O oiseau, n’attache point ton cœur à la compagnie de la rose ;
Car, avant toi, mille autres se posèrent sur cette branche, puis s’envolèrent.


Le charme de ces devises, contemporaines du chah Ismaïl Ier, en l’an 905 de l’hégire, — 1527 de notre ère, — la belle époque des tapis, ne saurait être que faiblement goûté par les cliens du Bon Marché ou de la Place Clichy, qui ne parient guère le persan. Et les dessinateurs orientaux ne sauraient pas plus s’astreindre à nos principes, que nos artistes français ne parviendraient à se pénétrer des méthodes exotiques. Dans ces tissus aux teintes adoucies qui semblent refléter la lumière sur leur surface miroitante, la décoration n’obéit à aucune loi. Il n’est fait, parmi ces figures étranges qui ne sont ni feuilles ni oiseaux, aucune distinction des sujets d’ornement en « dominans » et en « remplissais. » En Europe, nous aimons les objets connus et définis ; notre composition se décrit aisément, — on la saisit à première vue, par la subordination des motifs dispersés et accessoires au squelette caractéristique qui en forme la base.
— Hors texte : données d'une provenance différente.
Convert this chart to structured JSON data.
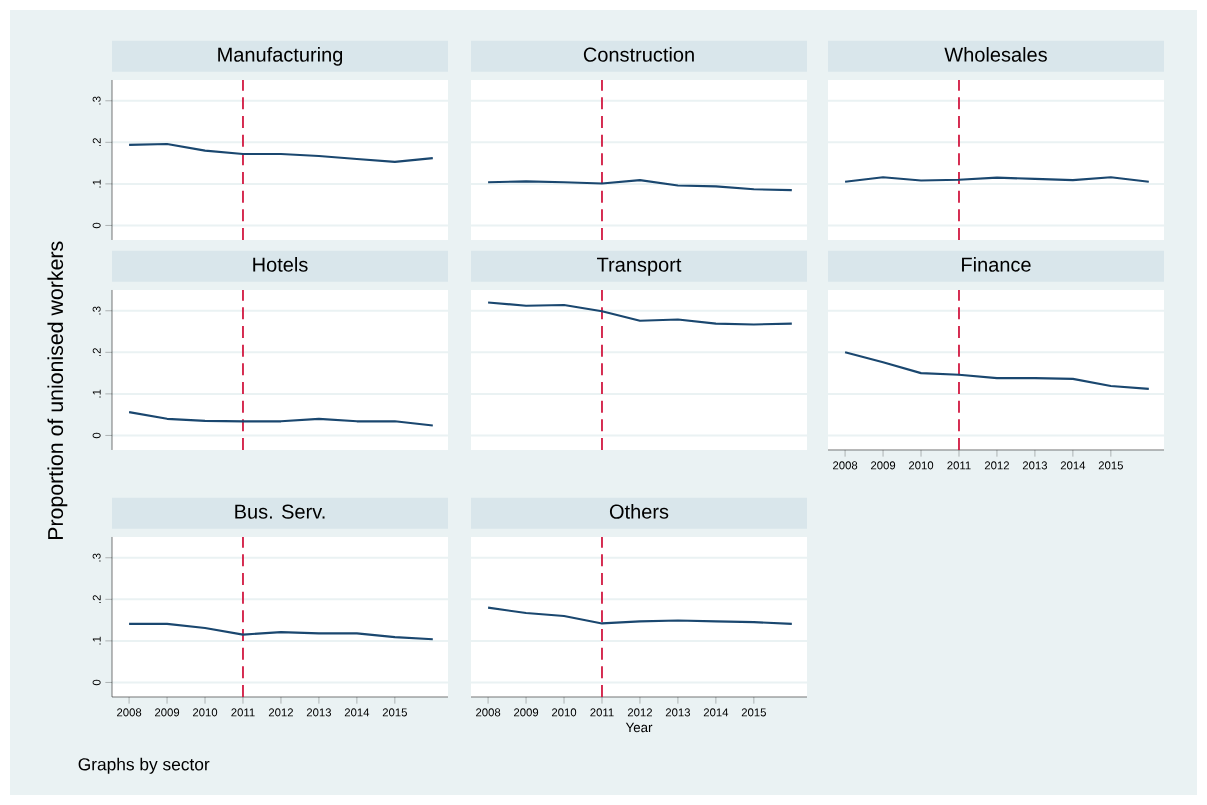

Cependant, nous sommes las de nos anciennes formes, de nos anciens styles ; nous demandons à tous les échos l’ « art nouveau, » l’ « art moderne » de l’ameublement, quitte à l’emprunter à l’antiquité babylonienne ou égyptienne, comme fait la joaillerie, en démarquant les bijoux, vieux de quatre mille ans, de cette princesse de la XIIe dynastie dont le trésor est exposé au Musée de Ghiseh.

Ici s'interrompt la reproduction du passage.